O documento, que foi discutido por três anos, reconhece diferenças entre o usuário, o dependente e o traficante de drogas, como forma de evitar a discriminação de cidadãos pelo fato de serem usuários e dependentes.

O ministro-chefe do Gabinete de Segurança Institucional, general Alberto Cardoso, principal interlocutor do governo nesse assunto, disse que a PNAD e o projeto da Lei Antidrogas aprovado no último dia 27 pelo Senado - e enviado à Câmara - se completam e são ''revolucionários''.

O projeto aumenta as penas de prisão de traficantes, proíbe a prisão de usuários e garante a eles o direito a tratamento médico, além de prever prestação de serviços à comunidade como forma de reeducação e reinserção na sociedade.

''O usuário de drogas é uma pessoa que tem uma doença como outra qualquer. Não pode ser encarado como criminoso'', disse o general.
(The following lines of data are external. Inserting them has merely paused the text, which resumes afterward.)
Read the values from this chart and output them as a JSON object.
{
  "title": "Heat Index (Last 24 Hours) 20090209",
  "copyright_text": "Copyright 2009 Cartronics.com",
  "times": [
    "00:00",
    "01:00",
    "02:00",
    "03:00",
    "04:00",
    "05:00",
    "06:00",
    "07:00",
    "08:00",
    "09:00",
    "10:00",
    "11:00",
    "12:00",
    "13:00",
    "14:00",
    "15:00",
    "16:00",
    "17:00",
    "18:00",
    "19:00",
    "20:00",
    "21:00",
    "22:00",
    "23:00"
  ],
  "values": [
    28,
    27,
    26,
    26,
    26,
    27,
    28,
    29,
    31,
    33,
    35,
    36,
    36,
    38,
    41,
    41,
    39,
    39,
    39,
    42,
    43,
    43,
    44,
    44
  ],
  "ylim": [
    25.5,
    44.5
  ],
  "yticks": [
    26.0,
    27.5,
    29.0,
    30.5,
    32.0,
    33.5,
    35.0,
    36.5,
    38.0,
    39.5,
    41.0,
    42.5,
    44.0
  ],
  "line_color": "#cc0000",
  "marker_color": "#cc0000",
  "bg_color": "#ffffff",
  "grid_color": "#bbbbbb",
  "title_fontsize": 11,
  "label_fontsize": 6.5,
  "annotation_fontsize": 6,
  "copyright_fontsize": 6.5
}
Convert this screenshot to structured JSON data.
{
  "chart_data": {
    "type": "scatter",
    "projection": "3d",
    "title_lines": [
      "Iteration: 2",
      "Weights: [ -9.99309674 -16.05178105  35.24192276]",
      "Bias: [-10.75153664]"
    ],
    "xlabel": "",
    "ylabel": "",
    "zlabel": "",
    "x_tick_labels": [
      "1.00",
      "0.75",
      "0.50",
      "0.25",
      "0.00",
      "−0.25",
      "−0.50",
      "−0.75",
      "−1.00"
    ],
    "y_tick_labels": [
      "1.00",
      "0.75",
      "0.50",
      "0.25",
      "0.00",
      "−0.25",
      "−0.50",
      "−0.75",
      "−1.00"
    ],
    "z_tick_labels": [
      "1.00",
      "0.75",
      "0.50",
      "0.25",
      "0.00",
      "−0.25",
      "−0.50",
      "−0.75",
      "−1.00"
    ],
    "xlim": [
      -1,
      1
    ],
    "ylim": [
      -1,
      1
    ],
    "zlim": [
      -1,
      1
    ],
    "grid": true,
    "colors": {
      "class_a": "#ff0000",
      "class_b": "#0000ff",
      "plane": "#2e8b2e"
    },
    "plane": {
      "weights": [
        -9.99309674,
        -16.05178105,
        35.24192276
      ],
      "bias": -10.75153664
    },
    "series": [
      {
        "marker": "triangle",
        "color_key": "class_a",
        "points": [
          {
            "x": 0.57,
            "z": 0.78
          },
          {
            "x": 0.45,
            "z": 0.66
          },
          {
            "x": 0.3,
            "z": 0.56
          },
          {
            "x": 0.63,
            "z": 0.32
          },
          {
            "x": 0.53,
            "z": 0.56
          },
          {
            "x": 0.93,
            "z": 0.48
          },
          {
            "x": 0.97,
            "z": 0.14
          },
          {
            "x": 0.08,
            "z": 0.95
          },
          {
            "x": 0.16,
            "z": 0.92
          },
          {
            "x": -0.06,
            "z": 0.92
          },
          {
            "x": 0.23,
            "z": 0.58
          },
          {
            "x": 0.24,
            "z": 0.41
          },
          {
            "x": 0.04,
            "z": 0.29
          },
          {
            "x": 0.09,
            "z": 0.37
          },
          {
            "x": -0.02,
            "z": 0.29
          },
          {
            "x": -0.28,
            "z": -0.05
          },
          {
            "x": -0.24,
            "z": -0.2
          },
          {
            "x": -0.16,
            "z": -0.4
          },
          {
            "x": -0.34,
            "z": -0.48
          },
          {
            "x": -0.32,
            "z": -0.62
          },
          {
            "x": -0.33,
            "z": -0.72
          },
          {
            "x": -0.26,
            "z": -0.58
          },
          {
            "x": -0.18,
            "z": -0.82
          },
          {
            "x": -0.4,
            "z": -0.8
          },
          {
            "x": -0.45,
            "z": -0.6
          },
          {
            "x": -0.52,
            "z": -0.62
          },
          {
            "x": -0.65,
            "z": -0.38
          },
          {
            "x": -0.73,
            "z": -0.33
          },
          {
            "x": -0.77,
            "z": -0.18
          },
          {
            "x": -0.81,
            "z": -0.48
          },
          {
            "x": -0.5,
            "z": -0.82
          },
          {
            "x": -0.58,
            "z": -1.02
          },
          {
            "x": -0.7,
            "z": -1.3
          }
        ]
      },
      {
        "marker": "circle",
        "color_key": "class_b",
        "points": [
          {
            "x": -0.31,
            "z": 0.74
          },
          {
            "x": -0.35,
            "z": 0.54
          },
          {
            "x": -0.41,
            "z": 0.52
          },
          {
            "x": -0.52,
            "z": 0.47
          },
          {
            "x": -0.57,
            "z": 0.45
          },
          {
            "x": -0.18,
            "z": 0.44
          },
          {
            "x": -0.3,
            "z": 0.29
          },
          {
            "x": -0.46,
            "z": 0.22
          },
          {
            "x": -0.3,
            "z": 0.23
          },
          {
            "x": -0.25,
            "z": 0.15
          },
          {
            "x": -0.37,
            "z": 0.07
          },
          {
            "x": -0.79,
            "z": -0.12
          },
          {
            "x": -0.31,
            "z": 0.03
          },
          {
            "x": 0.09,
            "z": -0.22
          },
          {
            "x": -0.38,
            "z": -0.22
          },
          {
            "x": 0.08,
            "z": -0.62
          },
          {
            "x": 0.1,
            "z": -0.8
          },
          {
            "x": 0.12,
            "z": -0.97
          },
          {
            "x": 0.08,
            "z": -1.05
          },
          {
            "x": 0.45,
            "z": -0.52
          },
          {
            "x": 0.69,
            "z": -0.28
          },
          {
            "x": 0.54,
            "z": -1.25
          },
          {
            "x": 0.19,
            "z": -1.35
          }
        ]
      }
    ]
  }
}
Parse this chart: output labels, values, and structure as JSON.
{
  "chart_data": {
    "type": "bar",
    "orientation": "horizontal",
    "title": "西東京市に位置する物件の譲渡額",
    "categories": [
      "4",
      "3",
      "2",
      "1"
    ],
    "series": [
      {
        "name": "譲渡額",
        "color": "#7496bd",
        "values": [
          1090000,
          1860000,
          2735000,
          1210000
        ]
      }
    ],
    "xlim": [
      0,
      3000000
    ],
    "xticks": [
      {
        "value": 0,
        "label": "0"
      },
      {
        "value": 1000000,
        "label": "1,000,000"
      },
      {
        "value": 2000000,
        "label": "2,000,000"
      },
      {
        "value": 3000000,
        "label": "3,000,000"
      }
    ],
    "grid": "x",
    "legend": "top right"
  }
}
Ele observou que a PNAD dá ênfase ao tratamento e à reinserção social e defendeu o item do projeto da Lei Antidrogas que prevê a possibilidade de penas alternativas para o usuário que cometeu crime leve sob o efeito de drogas. ''Não por paternalismo, mas para evitar que uma pessoa plenamente recuperável faça pós-graduação no presídio'', explicou.

A assinatura da PNAD ocorreu durante a abertura do 2º Fórum Nacional Antidrogas, que termina quarta-feira no Colégio Militar de Brasília.

O general Cardoso aproveitou a ocasião para anunciar que a Secretaria Nacional Antidrogas, vinculada à Presidência da República, passa a ser comandada pelo general Paulo Roberto Uchôa, que era o subsecretário do órgão.